La vida siguió llevándolos por caminos paralelos, haciéndolos navegar por afluentes que desembocaban en el mismo océano e iluminando sus noches con las estrellas que amablemente las constelaciones cedieron para el perfecto decorado que acompañaría su historia de amor. Pero aún amparados por los dioses más generosos con los seres humanos, ellos achacaban al azar los encuentros recurrentes.
Hasta que una noche consiguieron identificar la luz de lo que no se podía ignorar. A pesar de sus increíbles diferencias, de todo lo que no tenían en común y a pesar de que habían depositado sus corazones a un desolador plazo fijo, en las cajas de otros bancos, comprendieron que no podrían vivir el uno sin el otro.
Coincidir no era algo casual, sino el magistral movimiento de causalidad que provocaría en ellos el efecto esperado. Porque el creador no es imbécil y aunque sus designios son inescrutables y acostumbra a escribir con renglones torcidos; el resultado es siempre el deseado por él.
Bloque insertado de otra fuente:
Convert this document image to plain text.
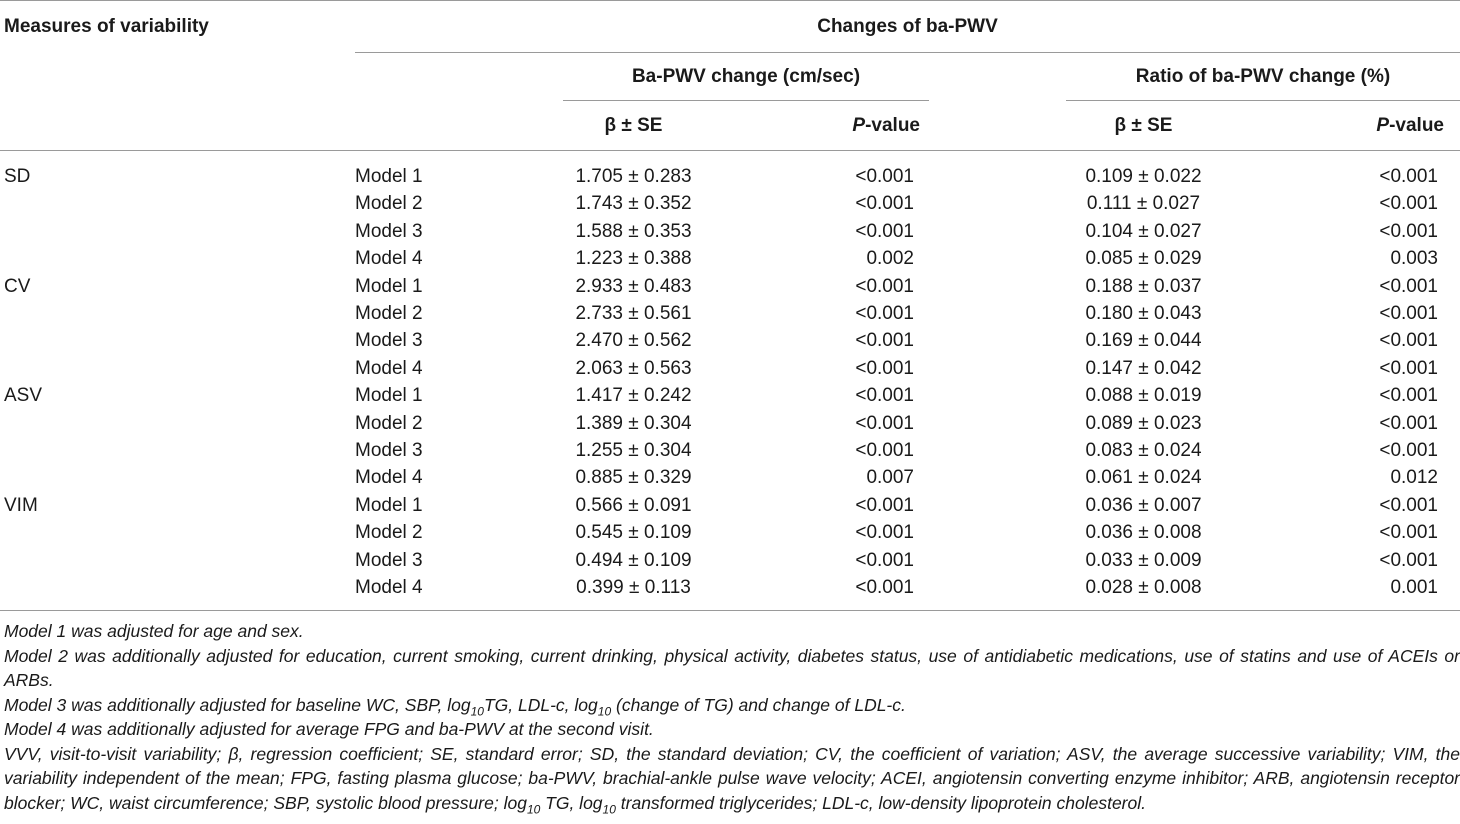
Measures of variability	Changes of ba-PWV
Ba-PWV change (cm/sec)	Ratio of ba-PWV change (%)
β ± SE	P-value	β ± SE	P-value
SD	Model 1	1.705 ± 0.283	<0.001	0.109 ± 0.022	<0.001
Model 2	1.743 ± 0.352	<0.001	0.111 ± 0.027	<0.001
Model 3	1.588 ± 0.353	<0.001	0.104 ± 0.027	<0.001
Model 4	1.223 ± 0.388	0.002	0.085 ± 0.029	0.003
CV	Model 1	2.933 ± 0.483	<0.001	0.188 ± 0.037	<0.001
Model 2	2.733 ± 0.561	<0.001	0.180 ± 0.043	<0.001
Model 3	2.470 ± 0.562	<0.001	0.169 ± 0.044	<0.001
Model 4	2.063 ± 0.563	<0.001	0.147 ± 0.042	<0.001
ASV	Model 1	1.417 ± 0.242	<0.001	0.088 ± 0.019	<0.001
Model 2	1.389 ± 0.304	<0.001	0.089 ± 0.023	<0.001
Model 3	1.255 ± 0.304	<0.001	0.083 ± 0.024	<0.001
Model 4	0.885 ± 0.329	0.007	0.061 ± 0.024	0.012
VIM	Model 1	0.566 ± 0.091	<0.001	0.036 ± 0.007	<0.001
Model 2	0.545 ± 0.109	<0.001	0.036 ± 0.008	<0.001
Model 3	0.494 ± 0.109	<0.001	0.033 ± 0.009	<0.001
Model 4	0.399 ± 0.113	<0.001	0.028 ± 0.008	0.001

Model 1 was adjusted for age and sex.

Model 2 was additionally adjusted for education, current smoking, current drinking, physical activity, diabetes status, use of antidiabetic medications, use of statins and use of ACEIs or ARBs.

Model 3 was additionally adjusted for baseline WC, SBP, $\log_{10}TG$, LDL-c, $\log_{10}$ (change of TG) and change of LDL-c.

Model 4 was additionally adjusted for average FPG and ba-PWV at the second visit.

VVV, visit-to-visit variability; β, regression coefficient; SE, standard error; SD, the standard deviation; CV, the coefficient of variation; ASV, the average successive variability; VIM, the variability independent of the mean; FPG, fasting plasma glucose; ba-PWV, brachial-ankle pulse wave velocity; ACEI, angiotensin converting enzyme inhibitor; ARB, angiotensin receptor blocker; WC, waist circumference; SBP, systolic blood pressure; $\log_{10}$ TG, $\log_{10}$ transformed triglycerides; LDL-c, low-density lipoprotein cholesterol.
El camino más corto entre dos puntos es la linea recta, pero el que deben recorrer los corazones diseñados para crear algo tan hermoso esta plagado de curvas y vericuetos que adornan con peligros y dificultades cada beso definitivo.
Al alcanzar la meta que coronaron en la cama de un hotel de carretera, ambos supieron que aquella noche sería la primera de todas, porque ya no habría noches por separado, porque ya nada tendría sentido si no amanecían juntos.
Aprendieron a amar sus diferencias y a reconocer las coincidencias como neones con los que el destino había querido ayudarles a lo largo de un camino que terminaría uniéndolos para siempre. Y para siempre fue para siempre porque hasta el fin de los tiempos, los rapsodas cantaron la historia de aquel cruce de caminos.